We agreed to drop Rita and Tomas off at their village, Corral Blanco, about ten miles from the vicuña station. It was past midnight when we dragged ourselves into the station, but each of us still wanted a quick shower after two days out. The foam mats and llama-wool blankets were more luxurious than any Hilton bed could ever be.
The following morning we said goodbye to Alfredo Ferraro and his daughter, Flor, who had taken care of the station during Alfredo's absence. Guillermo would arrange for a full-sized truck to come here the next day to pick up the purchased llamas and take them to the Llamichos herd near Buenos Aires, a three day trip. This was the most stressful part of the journey for the llamas, but Guillermo had hired experienced llama handlers for this job so we hoped all would reach their new home in good condition.
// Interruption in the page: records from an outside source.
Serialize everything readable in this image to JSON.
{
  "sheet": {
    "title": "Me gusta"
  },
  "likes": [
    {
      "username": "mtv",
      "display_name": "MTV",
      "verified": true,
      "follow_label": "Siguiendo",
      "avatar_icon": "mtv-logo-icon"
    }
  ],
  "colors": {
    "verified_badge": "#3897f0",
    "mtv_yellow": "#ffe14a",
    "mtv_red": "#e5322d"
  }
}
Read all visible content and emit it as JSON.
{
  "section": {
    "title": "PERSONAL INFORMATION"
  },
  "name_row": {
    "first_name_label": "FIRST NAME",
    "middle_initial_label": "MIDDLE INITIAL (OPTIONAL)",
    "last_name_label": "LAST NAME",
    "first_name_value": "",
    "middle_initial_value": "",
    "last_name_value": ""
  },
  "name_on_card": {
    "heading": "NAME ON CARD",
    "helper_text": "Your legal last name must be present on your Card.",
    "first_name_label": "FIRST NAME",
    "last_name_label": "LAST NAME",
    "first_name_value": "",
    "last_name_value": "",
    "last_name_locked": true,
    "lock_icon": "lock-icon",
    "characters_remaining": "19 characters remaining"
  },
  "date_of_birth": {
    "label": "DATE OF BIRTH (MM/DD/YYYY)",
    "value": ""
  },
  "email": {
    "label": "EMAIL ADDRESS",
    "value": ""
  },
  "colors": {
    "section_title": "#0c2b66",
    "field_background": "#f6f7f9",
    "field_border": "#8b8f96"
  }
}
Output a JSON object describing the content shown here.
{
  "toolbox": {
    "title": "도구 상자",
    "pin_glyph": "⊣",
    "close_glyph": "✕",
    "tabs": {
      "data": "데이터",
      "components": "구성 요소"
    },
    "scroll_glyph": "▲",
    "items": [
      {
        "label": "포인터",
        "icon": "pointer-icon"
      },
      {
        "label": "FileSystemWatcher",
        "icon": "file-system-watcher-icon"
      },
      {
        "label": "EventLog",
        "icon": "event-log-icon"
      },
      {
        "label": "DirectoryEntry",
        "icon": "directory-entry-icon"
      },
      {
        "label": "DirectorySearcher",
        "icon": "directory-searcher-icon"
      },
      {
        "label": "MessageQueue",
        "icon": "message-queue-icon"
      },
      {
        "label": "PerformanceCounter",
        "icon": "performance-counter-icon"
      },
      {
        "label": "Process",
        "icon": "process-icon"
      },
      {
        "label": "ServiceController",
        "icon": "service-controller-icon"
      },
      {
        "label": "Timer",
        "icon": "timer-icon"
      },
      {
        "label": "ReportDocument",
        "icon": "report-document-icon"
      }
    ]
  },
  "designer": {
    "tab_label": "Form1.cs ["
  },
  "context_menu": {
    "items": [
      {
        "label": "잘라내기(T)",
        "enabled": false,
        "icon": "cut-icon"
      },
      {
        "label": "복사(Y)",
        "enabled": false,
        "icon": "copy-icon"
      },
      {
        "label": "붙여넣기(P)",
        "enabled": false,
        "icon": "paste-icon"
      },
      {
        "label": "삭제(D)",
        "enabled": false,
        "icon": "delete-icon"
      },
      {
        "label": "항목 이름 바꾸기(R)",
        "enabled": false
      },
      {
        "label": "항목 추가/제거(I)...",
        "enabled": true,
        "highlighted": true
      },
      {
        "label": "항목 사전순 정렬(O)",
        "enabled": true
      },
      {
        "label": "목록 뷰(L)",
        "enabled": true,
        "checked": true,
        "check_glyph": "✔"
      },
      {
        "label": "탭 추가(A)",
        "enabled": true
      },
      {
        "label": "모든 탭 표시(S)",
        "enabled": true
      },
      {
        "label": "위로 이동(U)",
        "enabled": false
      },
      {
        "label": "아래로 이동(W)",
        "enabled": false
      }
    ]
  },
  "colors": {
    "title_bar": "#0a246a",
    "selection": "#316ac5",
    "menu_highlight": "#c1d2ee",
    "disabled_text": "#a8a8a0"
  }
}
After the 8 hour drive back to Salta we had some explaining to do at the truck rental agency. These vehicles were often rented for explorations by employees of the mining companies in this region, so our abuse of the little truck was not unusual. Still, we had to pay a little extra for the accumulated damage. The truck would be cleaned up and serviced and made ready for us to take out again in a few more days.
We stayed in the Hotel Salta that night, in the bridal suite, watching the impeachment hearings in Spanish on TV. The next morning we began preparations for a crossing of the Andes into Chile on dirt roads, still searching for great llamas. But, that is another story.